Recommended destinations
Utilizing machine learning to provide recommended destinations that are generated just for you.
Background: United Airlines Personalization Project
Roles: UX research, UX design
Tools: Sketch, Invision, Usertesting.com
Time frame: ~12 weeks and counting
THE CHALLENGE
How might we utilize machine learning to inspire our users to travel and shop with United?
RESEARCH AND DEFINE
Test and Learn
Before I began this project, United had previously done a test and learn with a feature to inspire travel by providing users with suggested destinations. However in this test, the destinations being generated were generic so every user was seeing the same destinations. The results didn’t show any significant improvement in conversions and so the project was put on hold for a while. After a couple of years, we were able to bring the project back but with the enhancement of utilizing our contextual engine to provide recommended destinations that were generated from the users past travel and shopping history.
Workshop
We held an hour long workshop with the stakeholders involved and did a ‘pin the tail’ activity on where each believed that recommended destinations would live on the homepage of the website. From those suggestions, I was then able to mock up a few ideas and discuss with the team the impact of each placement, what was working, and other things that we needed to consider.
IDEATE & DESIGN
From the conversations that we had with the business team and development team, we decided that the best placement was to have the recommended destinations be in their own section and be directly on the page. We’d be able to test different placements in the future to see where we would see the most conversions.
Now that we had the placements, it was then time to work on the design.

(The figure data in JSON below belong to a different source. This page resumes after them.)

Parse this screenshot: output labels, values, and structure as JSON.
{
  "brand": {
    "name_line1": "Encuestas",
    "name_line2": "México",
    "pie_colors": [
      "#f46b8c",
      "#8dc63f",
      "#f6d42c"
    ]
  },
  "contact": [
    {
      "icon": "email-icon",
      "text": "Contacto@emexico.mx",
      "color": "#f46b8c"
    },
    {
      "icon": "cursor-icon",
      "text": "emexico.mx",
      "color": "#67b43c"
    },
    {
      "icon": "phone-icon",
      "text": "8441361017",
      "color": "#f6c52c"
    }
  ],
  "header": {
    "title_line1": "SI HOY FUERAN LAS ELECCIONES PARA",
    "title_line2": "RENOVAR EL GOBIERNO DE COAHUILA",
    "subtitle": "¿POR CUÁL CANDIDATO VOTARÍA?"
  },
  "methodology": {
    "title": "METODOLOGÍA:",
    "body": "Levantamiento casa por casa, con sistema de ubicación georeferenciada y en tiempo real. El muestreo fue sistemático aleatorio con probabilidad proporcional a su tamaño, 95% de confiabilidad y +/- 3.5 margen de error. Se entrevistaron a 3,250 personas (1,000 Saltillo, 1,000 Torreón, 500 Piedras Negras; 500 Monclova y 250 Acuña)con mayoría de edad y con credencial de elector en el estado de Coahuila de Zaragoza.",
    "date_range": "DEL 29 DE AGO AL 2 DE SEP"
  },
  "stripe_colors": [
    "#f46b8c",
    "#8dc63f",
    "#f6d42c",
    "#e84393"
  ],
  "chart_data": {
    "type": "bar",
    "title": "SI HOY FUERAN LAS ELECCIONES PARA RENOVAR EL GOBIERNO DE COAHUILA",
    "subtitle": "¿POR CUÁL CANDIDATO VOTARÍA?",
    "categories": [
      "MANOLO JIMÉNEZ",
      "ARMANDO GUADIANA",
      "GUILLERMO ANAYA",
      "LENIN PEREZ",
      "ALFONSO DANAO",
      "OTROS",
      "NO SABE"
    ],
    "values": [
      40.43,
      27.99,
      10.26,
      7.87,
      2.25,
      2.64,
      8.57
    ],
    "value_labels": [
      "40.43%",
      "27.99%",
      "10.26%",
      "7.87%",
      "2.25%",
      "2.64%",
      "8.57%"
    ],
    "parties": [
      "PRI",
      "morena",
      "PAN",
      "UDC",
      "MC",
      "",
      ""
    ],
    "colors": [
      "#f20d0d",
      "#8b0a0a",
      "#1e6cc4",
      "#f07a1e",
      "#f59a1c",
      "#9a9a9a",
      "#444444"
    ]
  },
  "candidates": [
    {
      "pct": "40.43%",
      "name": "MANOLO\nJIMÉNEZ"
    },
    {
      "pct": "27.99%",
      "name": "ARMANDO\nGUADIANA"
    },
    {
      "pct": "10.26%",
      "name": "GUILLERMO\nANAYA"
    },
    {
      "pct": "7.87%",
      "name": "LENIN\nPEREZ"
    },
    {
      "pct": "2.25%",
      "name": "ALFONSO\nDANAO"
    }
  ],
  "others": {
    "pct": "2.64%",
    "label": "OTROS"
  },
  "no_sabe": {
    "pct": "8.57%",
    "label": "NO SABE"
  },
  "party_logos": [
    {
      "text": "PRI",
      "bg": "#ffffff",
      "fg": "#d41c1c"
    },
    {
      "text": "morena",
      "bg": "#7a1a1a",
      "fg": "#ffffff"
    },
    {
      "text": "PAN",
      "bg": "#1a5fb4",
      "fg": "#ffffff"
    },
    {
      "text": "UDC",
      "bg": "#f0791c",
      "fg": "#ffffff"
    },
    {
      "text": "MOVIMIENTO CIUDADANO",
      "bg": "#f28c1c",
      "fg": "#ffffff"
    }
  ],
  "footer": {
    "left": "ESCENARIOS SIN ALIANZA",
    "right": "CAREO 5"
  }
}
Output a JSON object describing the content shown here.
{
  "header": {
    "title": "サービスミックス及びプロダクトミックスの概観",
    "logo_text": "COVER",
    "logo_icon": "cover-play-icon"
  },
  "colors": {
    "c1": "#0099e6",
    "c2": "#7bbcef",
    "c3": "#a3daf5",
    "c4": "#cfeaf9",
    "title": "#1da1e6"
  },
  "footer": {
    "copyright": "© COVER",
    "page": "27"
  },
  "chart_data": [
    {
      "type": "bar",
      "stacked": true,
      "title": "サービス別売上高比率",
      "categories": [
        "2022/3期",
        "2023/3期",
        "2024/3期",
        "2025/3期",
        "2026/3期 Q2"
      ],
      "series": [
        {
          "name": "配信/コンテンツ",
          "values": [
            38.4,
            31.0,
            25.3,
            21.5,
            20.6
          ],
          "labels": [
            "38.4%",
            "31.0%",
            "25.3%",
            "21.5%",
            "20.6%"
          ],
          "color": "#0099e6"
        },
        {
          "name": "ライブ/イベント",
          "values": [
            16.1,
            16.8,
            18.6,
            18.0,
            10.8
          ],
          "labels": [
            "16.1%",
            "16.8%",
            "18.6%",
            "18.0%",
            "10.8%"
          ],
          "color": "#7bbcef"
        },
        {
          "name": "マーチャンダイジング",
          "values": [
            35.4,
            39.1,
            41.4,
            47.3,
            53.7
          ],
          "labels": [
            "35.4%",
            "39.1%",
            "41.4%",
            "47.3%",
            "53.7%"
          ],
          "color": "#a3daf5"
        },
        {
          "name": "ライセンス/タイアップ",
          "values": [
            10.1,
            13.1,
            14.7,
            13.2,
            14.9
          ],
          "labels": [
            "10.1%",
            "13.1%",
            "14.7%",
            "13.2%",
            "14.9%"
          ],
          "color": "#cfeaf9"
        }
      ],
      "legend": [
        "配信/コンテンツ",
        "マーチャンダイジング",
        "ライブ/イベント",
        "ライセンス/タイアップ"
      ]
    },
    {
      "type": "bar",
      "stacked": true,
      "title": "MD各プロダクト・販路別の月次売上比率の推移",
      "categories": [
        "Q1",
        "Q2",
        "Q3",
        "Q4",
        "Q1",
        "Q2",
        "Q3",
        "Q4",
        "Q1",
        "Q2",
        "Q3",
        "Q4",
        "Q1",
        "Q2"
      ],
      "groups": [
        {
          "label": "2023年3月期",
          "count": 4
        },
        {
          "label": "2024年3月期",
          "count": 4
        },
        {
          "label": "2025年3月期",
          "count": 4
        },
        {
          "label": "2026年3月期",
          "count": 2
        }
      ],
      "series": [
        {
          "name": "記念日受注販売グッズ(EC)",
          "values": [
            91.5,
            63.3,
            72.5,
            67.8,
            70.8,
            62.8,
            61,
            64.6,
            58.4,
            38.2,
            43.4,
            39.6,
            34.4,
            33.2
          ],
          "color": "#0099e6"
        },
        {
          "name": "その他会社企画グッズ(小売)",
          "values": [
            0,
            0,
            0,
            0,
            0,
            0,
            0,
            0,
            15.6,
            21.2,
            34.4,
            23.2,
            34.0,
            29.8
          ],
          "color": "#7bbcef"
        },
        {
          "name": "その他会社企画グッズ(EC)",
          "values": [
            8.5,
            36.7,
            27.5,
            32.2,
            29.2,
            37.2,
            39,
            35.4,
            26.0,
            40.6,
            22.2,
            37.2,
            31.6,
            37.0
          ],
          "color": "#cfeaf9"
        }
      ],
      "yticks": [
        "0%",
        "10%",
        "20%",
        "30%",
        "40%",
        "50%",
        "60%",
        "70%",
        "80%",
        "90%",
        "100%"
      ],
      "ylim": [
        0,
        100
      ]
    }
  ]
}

In the beginning, the team wasn’t sure if we’d be able to show the destination image for each location so I had to create a version that utilized more generic images. Once it was decided that we were capable of using imagery for each card, I then worked on a few different ideas.
I wanted the cards to not feel like they were just ads. Because each card would be generated for the best prices and dates, I wanted to include an image but not make the image too large. Everything on the mobile app home page had an outline around it, so we wanted to be able to create a component that wasn’t in a container and that’s how we finalized the design below!
NEXT STEPS
This feature is currently live in production and throttling at 10% of our user base so that we are able to test and gather data to see how it measures. We are testing the click rates as well as conversion rates. It’s going to be a long test as we are not only just testing conversion from the placement within that day but also within the month. For example, if a user clicks on one of the placements and searches a flight, this flight would then be part of their ‘pick up where you left off’, if the user ends up purchasing a few days or weeks later, then it’s considered a success. This was a fun project especially learning about the models that we were using to provide the recommended destinations. I’m hoping to see a positive impact this feature has made so that we can iterate and enhance travel inspiration in the future.